Nesse exato momento eu analisava, encantada, o luxuoso sapato vermelho que eu usava. Tinha sido uma escolha ousada. E ideal. Ele combinava perfeitamente com o vestido simétrico branco e preto que eu havia escolhido para aquela festa.

Meu primeiro evento formal no novo emprego. Estava mais ansiosa do que gostaria. Acho que porque todos os sócios da empresa estariam lá. Minha presença era meramente formal, mas eu gostava daquele trabalho. E, apesar da ansiedade não ser, nem de longe, uma das minhas marcas registradas, nessa noite eu estava ansiosa. Me ajeitei mais uma vez no imenso espelho com moldura dourada que cobria toda a parede lateral do hall de entrada do restaurante que havia sido fechado para o evento. Batom vermelho impecável, cachos soltos e um pequeno colar de pedras brilhosas. Me voltei para a imensa porta de vidro esfumaçado. Um homem elegantemente vestido abriu a porta para que eu entrasse.

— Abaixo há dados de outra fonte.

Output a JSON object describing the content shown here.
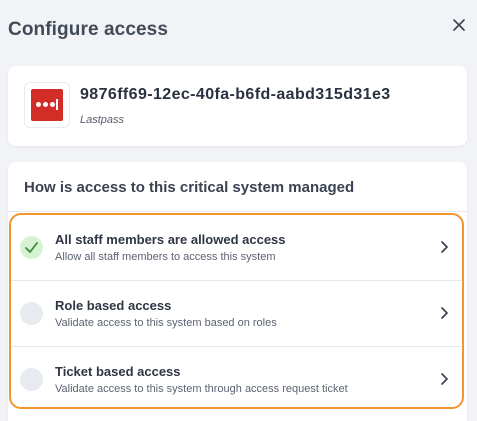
{
  "header": {
    "title": "Configure access",
    "close_icon": "close-icon"
  },
  "app": {
    "id": "9876ff69-12ec-40fa-b6fd-aabd315d31e3",
    "name": "Lastpass",
    "logo_icon": "lastpass-logo",
    "brand_color": "#d32d27"
  },
  "question": {
    "title": "How is access to this critical system managed"
  },
  "options": [
    {
      "title": "All staff members are allowed access",
      "description": "Allow all staff members to access this system",
      "selected": true
    },
    {
      "title": "Role based access",
      "description": "Validate access to this system based on roles",
      "selected": false
    },
    {
      "title": "Ticket based access",
      "description": "Validate access to this system through access request ticket",
      "selected": false
    }
  ],
  "colors": {
    "highlight_border": "#f0962e",
    "check_bg": "#d5f3d0",
    "check_mark": "#3a8a3a"
  }
}
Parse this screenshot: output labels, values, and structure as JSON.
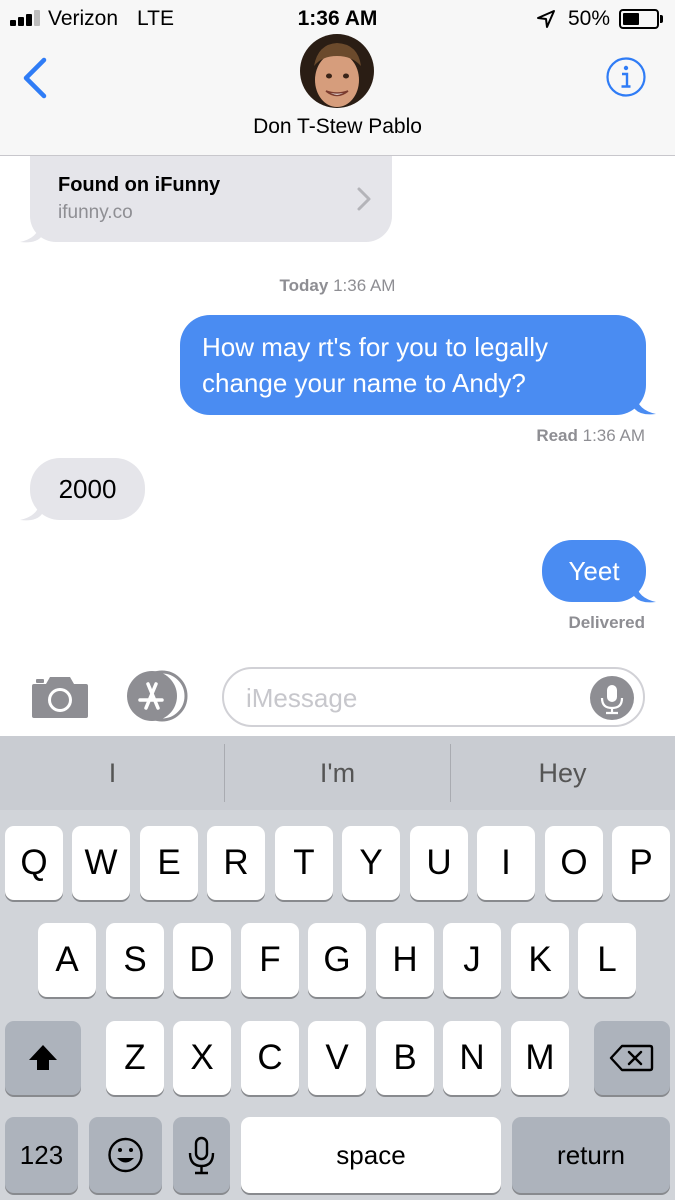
{
  "status_bar": {
    "carrier": "Verizon",
    "network": "LTE",
    "time": "1:36 AM",
    "battery_percent": "50%",
    "battery_level": 0.5,
    "signal_bars": 3,
    "icons": [
      "signal-icon",
      "location-arrow-icon",
      "battery-icon"
    ]
  },
  "header": {
    "contact_name": "Don T-Stew Pablo",
    "icons": [
      "back-chevron-icon",
      "info-icon"
    ]
  },
  "messages": {
    "link_preview": {
      "title": "Found on iFunny",
      "url": "ifunny.co"
    },
    "timestamp": {
      "day": "Today",
      "time": "1:36 AM"
    },
    "outgoing_1": "How may rt's for you to legally change your name to Andy?",
    "read_receipt": {
      "label": "Read",
      "time": "1:36 AM"
    },
    "incoming_1": "2000",
    "outgoing_2": "Yeet",
    "delivered": "Delivered"
  },
  "input_bar": {
    "placeholder": "iMessage",
    "icons": [
      "camera-icon",
      "app-store-icon",
      "microphone-icon"
    ]
  },
  "keyboard": {
    "suggestions": [
      "I",
      "I'm",
      "Hey"
    ],
    "row1": [
      "Q",
      "W",
      "E",
      "R",
      "T",
      "Y",
      "U",
      "I",
      "O",
      "P"
    ],
    "row2": [
      "A",
      "S",
      "D",
      "F",
      "G",
      "H",
      "J",
      "K",
      "L"
    ],
    "row3": [
      "Z",
      "X",
      "C",
      "V",
      "B",
      "N",
      "M"
    ],
    "numbers_key": "123",
    "space_key": "space",
    "return_key": "return",
    "icons": [
      "shift-icon",
      "backspace-icon",
      "emoji-icon",
      "dictation-icon"
    ]
  },
  "colors": {
    "imessage_blue": "#4a8cf2",
    "incoming_gray": "#e5e5ea",
    "accent_blue": "#2f7cf6"
  }
}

Lá dentro, o lugar estava abarrotado de gente. Trabalho na LBK Cosméticos e Perfumaria. Já foi uma das líderes do seguimento no país e, depois de uma derrocada, estava se reerguendo com uma força impressionante. Com fábrica sediada em Goiânia e pontos de venda em todos os estados brasileiros, fazemos de sabonete para o dia a dia a perfumaria de luxo.

Estamos lançando uma nova linha de sabonetes. Pegada ecológica. Menos plástico na produção, uso de insumos veganos e etc.

Mas minha área é outra. Sou do financeiro. Jamais saberia responder às perguntas dos repórteres sobre impacto ambiental e não sei mais o que. Para isso já tinha a Ana do Marketing, além das meninas da Comunicação.

Para nós, do Financeiro, aquilo tudo era visto como algo muito bom. Mais visibilidade, mais investimentos, mais nichos de mercado, mais pontos de venda... tudo isso poderia ser muito bom financeiramente.

Me julguem... Sou a garota dos números. É assim que eu penso. É assim que eu devo pensar.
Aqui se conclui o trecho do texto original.